“Then how did it happen that you didn’t see the footprint before you made a Friday of me? There is something wrong about that.”

I only said this just to aggravate Mr. Crusoe a little, but I was sorry afterwards, for it made him miserable. You see he couldn’t find any way out of it, and he felt that he hadn’t done precisely as his grandfather did, and so he wrung his hands and said he was a miserable sinner.

After coaxing him a long while I got him to agree to come with me and look at the footprint; but first he made me hunt up my goat-skin clothes and get into them. They felt more uncomfortable than ever, for I had been enjoying a blue flannel shirt and real Christian trousers while I was away in the canoe, and I could hardly walk when I got into the goat-skins. I have always thought that making me wear goat-skins was the meanest thing Mr. Crusoe did all the time I was with him; but then I suppose the poor man thought he was doing right.

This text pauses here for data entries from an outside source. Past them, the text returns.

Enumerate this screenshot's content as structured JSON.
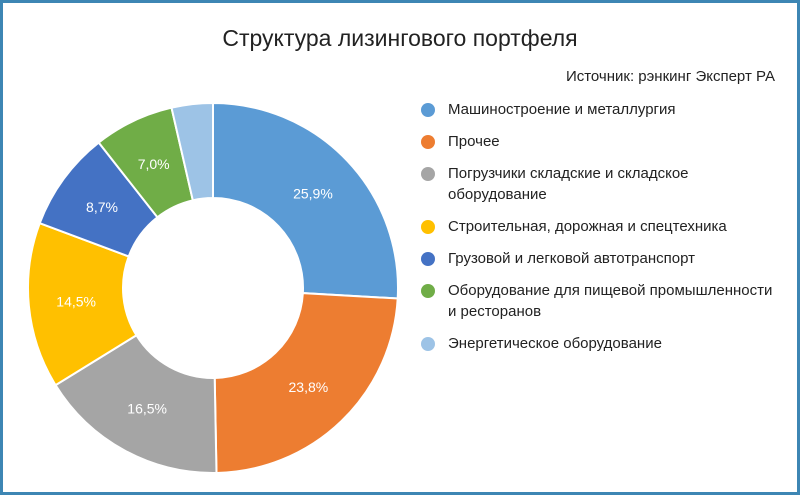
{
  "chart_data": {
    "type": "donut",
    "title": "Структура лизингового портфеля",
    "source": "Источник: рэнкинг Эксперт РА",
    "legend_position": "right",
    "series": [
      {
        "name": "Машиностроение и металлургия",
        "value": 25.9,
        "label": "25,9%",
        "color": "#5b9bd5"
      },
      {
        "name": "Прочее",
        "value": 23.8,
        "label": "23,8%",
        "color": "#ed7d31"
      },
      {
        "name": "Погрузчики складские и складское оборудование",
        "value": 16.5,
        "label": "16,5%",
        "color": "#a5a5a5"
      },
      {
        "name": "Строительная, дорожная и спецтехника",
        "value": 14.5,
        "label": "14,5%",
        "color": "#ffc000"
      },
      {
        "name": "Грузовой и легковой автотранспорт",
        "value": 8.7,
        "label": "8,7%",
        "color": "#4472c4"
      },
      {
        "name": "Оборудование для пищевой промышленности и ресторанов",
        "value": 7.0,
        "label": "7,0%",
        "color": "#70ad47"
      },
      {
        "name": "Энергетическое оборудование",
        "value": 3.6,
        "label": "",
        "color": "#9dc3e6"
      }
    ]
  }
}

When we came to the beach I saw the footprint. There couldn’t be any doubt about it. The footprint was made by a lady’s shoe, and she must have been one of the very finest of ladies, for her shoe had such a heel that she couldn’t possibly have walked half a mile without being lame.

“There,” said Mr. Crusoe, “will you now dare to say that I made that footprint?”

“Well,” I said, “I don’t believe you did; and what’s more, I never knew you to have hair-pins in your hair, either.”

“What do you mean?” asked he.

“I mean that this thing that I have just picked up is a hair-pin, and it must have been dropped by the woman who made the footprint.”

Mr. Crusoe looked at the hair-pin and shook all over.

“We are done for now!” he exclaimed.